Existe um pormenor que me parece esclarecedor desta situação. Logo na abertura, o protagonista masculino acorda de uma noite de farra e descobre, defronte do espelho, que alguém lhe desenhou um bigode no sobre-lábio e um pénis no queixo. Só que por diversas condicionantes demora mais de meia hora de filme até limpar esses rabiscos, percorrendo uma série de sequências com uma pila na cara, sabendo disso, e não querendo saber. De certo modo Mutant Blast é um pouco como ele, sabe o que é (um objecto de terror trash irónico – semelhante a uma pilinha e dois tomatinhos desenhados caricaturalmente no rosto de um amigo embriagado), sabe da sua infantilidade burlesca, e não quer saber. Ou como se percebe num dos diálogos do filme, a heroína diz-lhe “sabes que tens um caralho na cara?” e ele responde, “Isto não é um caralho, é um pénis. Um caralho é uma coisa grande, mal-cheirosa, cheia de veias e pêlos. E isto é um desenho, uma coisa fofinha.” Tal como o filme, que sabe que trabalha ao nível da vulgaridade, mas que o faz com uma certa candura brincalhona, entre amigos.

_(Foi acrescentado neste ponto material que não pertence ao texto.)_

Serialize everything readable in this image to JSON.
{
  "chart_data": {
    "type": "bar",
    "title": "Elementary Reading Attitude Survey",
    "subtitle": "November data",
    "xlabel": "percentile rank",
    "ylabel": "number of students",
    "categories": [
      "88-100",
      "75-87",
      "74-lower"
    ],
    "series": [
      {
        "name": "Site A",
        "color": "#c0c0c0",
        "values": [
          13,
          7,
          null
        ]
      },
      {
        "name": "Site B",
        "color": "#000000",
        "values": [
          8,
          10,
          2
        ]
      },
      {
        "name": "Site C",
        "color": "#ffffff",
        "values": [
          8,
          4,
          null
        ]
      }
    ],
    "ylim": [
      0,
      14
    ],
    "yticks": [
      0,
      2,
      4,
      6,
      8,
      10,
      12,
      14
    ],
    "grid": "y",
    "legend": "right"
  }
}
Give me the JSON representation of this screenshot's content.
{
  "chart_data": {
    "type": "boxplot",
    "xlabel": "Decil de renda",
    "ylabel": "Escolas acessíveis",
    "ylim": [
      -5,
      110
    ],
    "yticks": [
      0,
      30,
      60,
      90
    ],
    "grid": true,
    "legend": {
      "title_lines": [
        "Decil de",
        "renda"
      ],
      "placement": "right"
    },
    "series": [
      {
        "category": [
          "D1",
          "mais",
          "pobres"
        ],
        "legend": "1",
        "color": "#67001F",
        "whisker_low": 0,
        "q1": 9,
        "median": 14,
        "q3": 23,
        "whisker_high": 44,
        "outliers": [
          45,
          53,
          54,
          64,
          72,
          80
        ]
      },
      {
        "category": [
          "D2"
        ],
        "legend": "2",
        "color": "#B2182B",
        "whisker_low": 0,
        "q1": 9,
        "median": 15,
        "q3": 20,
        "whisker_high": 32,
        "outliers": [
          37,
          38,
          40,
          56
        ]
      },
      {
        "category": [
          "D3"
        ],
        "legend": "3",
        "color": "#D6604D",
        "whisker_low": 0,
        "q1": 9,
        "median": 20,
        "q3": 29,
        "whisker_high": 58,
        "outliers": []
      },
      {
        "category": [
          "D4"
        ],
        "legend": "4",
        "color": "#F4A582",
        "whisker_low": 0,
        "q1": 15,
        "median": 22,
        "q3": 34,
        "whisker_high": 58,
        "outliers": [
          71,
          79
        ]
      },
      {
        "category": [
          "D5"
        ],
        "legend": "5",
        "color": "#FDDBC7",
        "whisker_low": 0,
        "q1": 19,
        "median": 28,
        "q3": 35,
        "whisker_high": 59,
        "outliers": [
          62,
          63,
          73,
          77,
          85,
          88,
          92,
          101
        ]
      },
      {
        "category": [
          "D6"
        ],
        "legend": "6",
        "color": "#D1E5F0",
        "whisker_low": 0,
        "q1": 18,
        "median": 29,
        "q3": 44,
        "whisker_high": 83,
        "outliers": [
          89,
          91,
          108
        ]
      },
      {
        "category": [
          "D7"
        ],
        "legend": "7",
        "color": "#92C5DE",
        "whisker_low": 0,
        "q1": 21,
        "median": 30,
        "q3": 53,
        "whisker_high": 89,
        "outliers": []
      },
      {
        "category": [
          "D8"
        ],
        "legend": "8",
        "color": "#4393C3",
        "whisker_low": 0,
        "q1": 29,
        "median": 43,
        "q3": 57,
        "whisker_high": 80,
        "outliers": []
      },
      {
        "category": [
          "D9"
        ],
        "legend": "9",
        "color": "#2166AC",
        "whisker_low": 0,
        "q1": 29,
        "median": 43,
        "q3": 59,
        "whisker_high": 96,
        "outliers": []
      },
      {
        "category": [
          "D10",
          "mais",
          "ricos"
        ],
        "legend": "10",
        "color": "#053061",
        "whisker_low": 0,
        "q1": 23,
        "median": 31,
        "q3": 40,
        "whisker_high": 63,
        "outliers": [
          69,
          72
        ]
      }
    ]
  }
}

Não é por acaso, então, que nos créditos finais se lê “a film by” ao que se segue uma lista de nomes que inclui o do realizador juntamente com o de várias outras outras pessoas que participaram na feitura do filme, dos actores ao vários técnicos. Um filme de amigos como o cinema português vem fazendo amiúde, noutros estilos, é certo, vide A Espada e a Rosa (2010) de João Nicolau ou Correspondências (2016) de Rita Azevedo Gomes (para não ir mais longe). E como todos os filmes de amigos, é necessariamente um filme sobre a fraternidade. Daí que o diálogo que se segue ao beijo não-romântico que liga os dois protagonistas, perto do final, explique, “isto não é um beijo à Han Solo e Leia, é um beijo à Luke e Leia.” Um beijo de irmãos.